LPPM STIE Malangkucecwara, Tiga Tahun Laksanakan Program Multiyears Dikti

BANTUAN: (ki-ka) Pemilik CV Kajeye Food H. Kristiawan, anggota Tim Dra. Enggar Nursasi, MM., Ketua pengusul IbPE Dra. Siti Munfaqiroh, M.Si, menunjukkan produk hasil olahan buah.

BANTUAN: (ki-ka) Pemilik CV Kajeye Food H. Kristiawan, anggota Tim Dra. Enggar Nursasi, MM., Ketua pengusul IbPE Dra. Siti Munfaqiroh, M.Si, menunjukkan produk hasil olahan buah.

MALANG – Tiga dosen Sekolah Tinggi Ilmu Ekonomi (STIE) Malangkucecwara membantu dua Usaha Kecil Menengah (UKM) di Kota Malang dan Kabupaten Malang untuk go internasional. Bantuan melalui program Ipteks bagi Produk Ekspor (IbPE).

Dua UKM tersebut, CV Kajeye Food, di Jalan  Polowijen Kota Malang milik H. Kristiawan dan CV Jago Jaya, di Pakis Kabupaten Malang milik Jaeri. Dua UKM tersebut bergerak dalam industri olahan buah.

Dosen STIE Malangkucecwara yang membantu UKM itu masing-masing, Dra Siti Munfaqiroh, M.Si, Enggar Nursasi, SE, MM, Ak, dan Uke Prajoga ST, MM. Tujuannya agar kedua UKM tersebut go internasional. Bantuan yang diberikan berupa pelatihan, pemberian teknologi untuk mendukung proses produksi, bantuan pembiayaan kemasan yang beserta  angka kecukupan gizi, serta sarana media pemasaran berupa website dan katalog.

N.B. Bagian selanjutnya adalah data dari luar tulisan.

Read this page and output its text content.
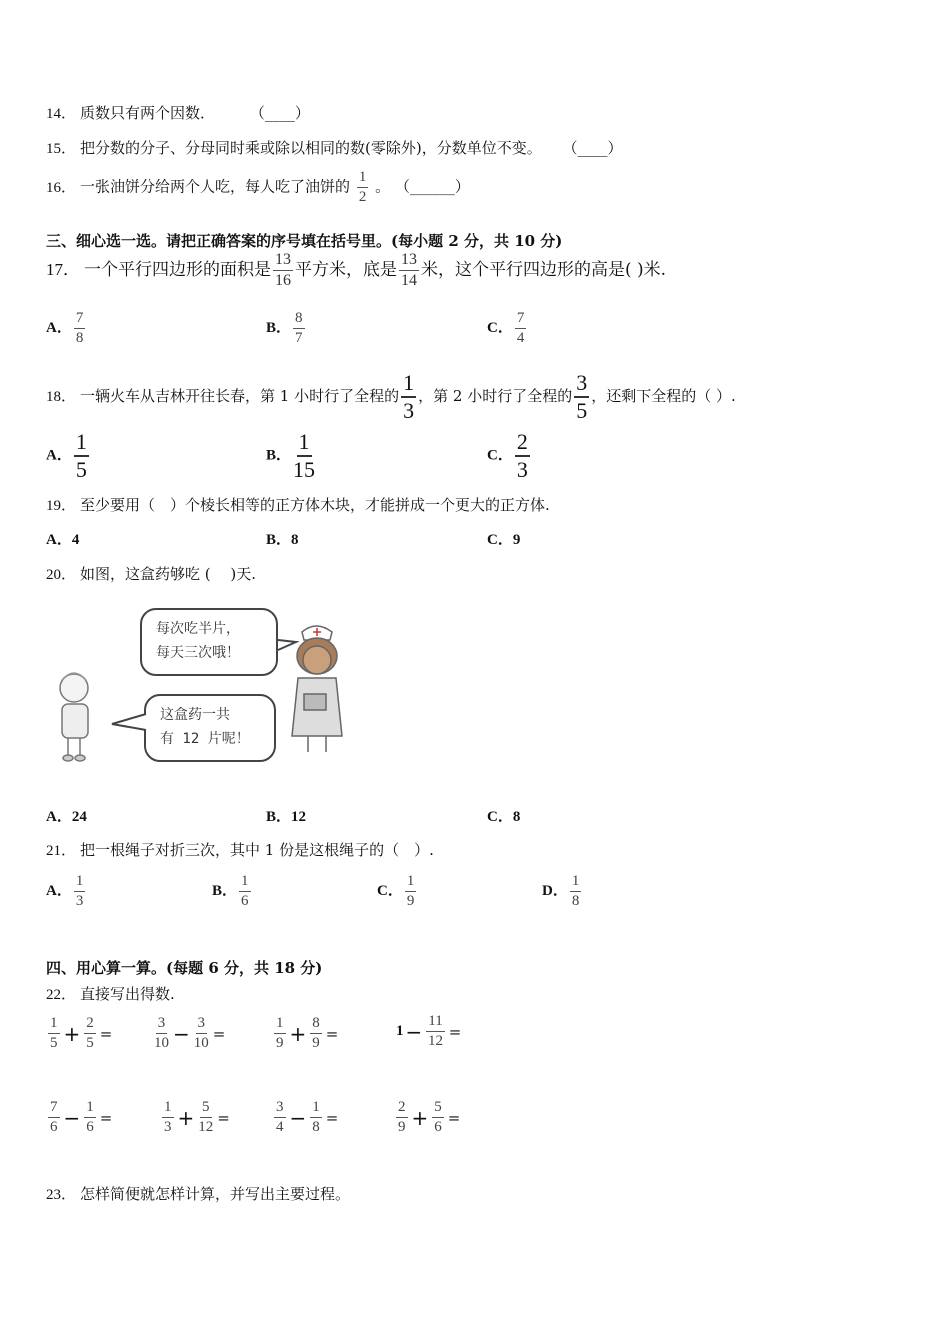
14． 质数只有两个因数． （____）
15． 把分数的分子、分母同时乘或除以相同的数(零除外)，分数单位不变。 （____）
16． 一张油饼分给两个人吃，每人吃了油饼的 $\frac{1}{2}$ 。 （______）
三、细心选一选。请把正确答案的序号填在括号里。(每小题 2 分，共 10 分)
17． 一个平行四边形的面积是 $\frac{13}{16}$ 平方米，底是 $\frac{13}{14}$ 米，这个平行四边形的高是( )米.
A． $\frac{7}{8}$	B． $\frac{8}{7}$	C． $\frac{7}{4}$
18． 一辆火车从吉林开往长春，第 1 小时行了全程的 $\frac{1}{3}$ ，第 2 小时行了全程的 $\frac{3}{5}$ ，还剩下全程的（ ）.
A． $\frac{1}{5}$	B． $\frac{1}{15}$	C． $\frac{2}{3}$
19． 至少要用（　）个棱长相等的正方体木块，才能拼成一个更大的正方体.
A．4	B．8	C．9
20． 如图，这盒药够吃 (　 )天.
每次吃半片，
每天三次哦！
这盒药一共
有 12 片呢！
A．24	B．12	C．8
21． 把一根绳子对折三次，其中 1 份是这根绳子的（　）.
A． $\frac{1}{3}$	B． $\frac{1}{6}$	C． $\frac{1}{9}$	D． $\frac{1}{8}$
四、用心算一算。(每题 6 分，共 18 分)
22． 直接写出得数.
$\frac{1}{5} + \frac{2}{5}$ =	$\frac{3}{10} - \frac{3}{10}$ =	$\frac{1}{9} + \frac{8}{9}$ =	$1 - \frac{11}{12}$ =
$\frac{7}{6} - \frac{1}{6}$ =	$\frac{1}{3} + \frac{5}{12}$ =	$\frac{3}{4} - \frac{1}{8}$ =	$\frac{2}{9} + \frac{5}{6}$ =
23． 怎样简便就怎样计算，并写出主要过程。
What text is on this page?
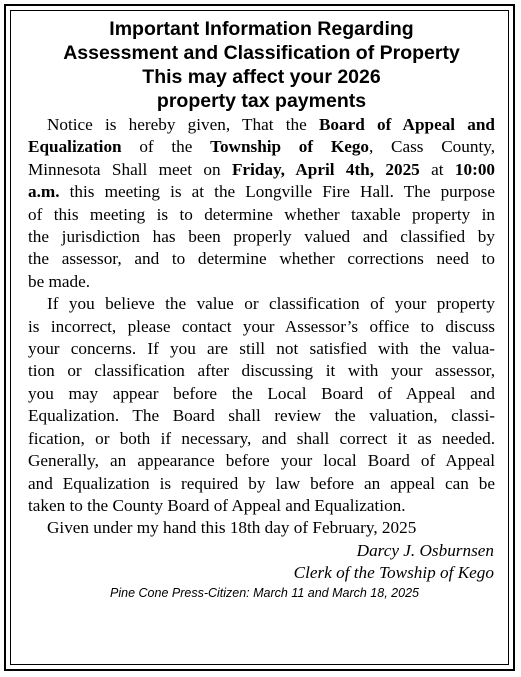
Important Information Regarding
Assessment and Classification of Property
This may affect your 2026
property tax payments
Notice is hereby given, That the Board of Appeal and
Equalization of the Township of Kego, Cass County,
Minnesota Shall meet on Friday, April 4th, 2025 at 10:00
a.m. this meeting is at the Longville Fire Hall. The purpose
of this meeting is to determine whether taxable property in
the jurisdiction has been properly valued and classified by
the assessor, and to determine whether corrections need to
be made.
If you believe the value or classification of your property
is incorrect, please contact your Assessor’s office to discuss
your concerns. If you are still not satisfied with the valua-
tion or classification after discussing it with your assessor,
you may appear before the Local Board of Appeal and
Equalization. The Board shall review the valuation, classi-
fication, or both if necessary, and shall correct it as needed.
Generally, an appearance before your local Board of Appeal
and Equalization is required by law before an appeal can be
taken to the County Board of Appeal and Equalization.
Given under my hand this 18th day of February, 2025

Darcy J. Osburnsen

Clerk of the Towship of Kego

Pine Cone Press-Citizen: March 11 and March 18, 2025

Dra Siti Munfaqiroh, M.Si membeberkan, bantuan yang diberikan tersebut memang untuk mendukung serta mendorog kedua UKM agar  mampu bersaing secara kompetitif di luar negeri. Ia berharap ditahun ketiga, CV Kajeye Food dan CV Jago Jaya sudah mempunyai nilai standar  kompetitif untuk go internasional.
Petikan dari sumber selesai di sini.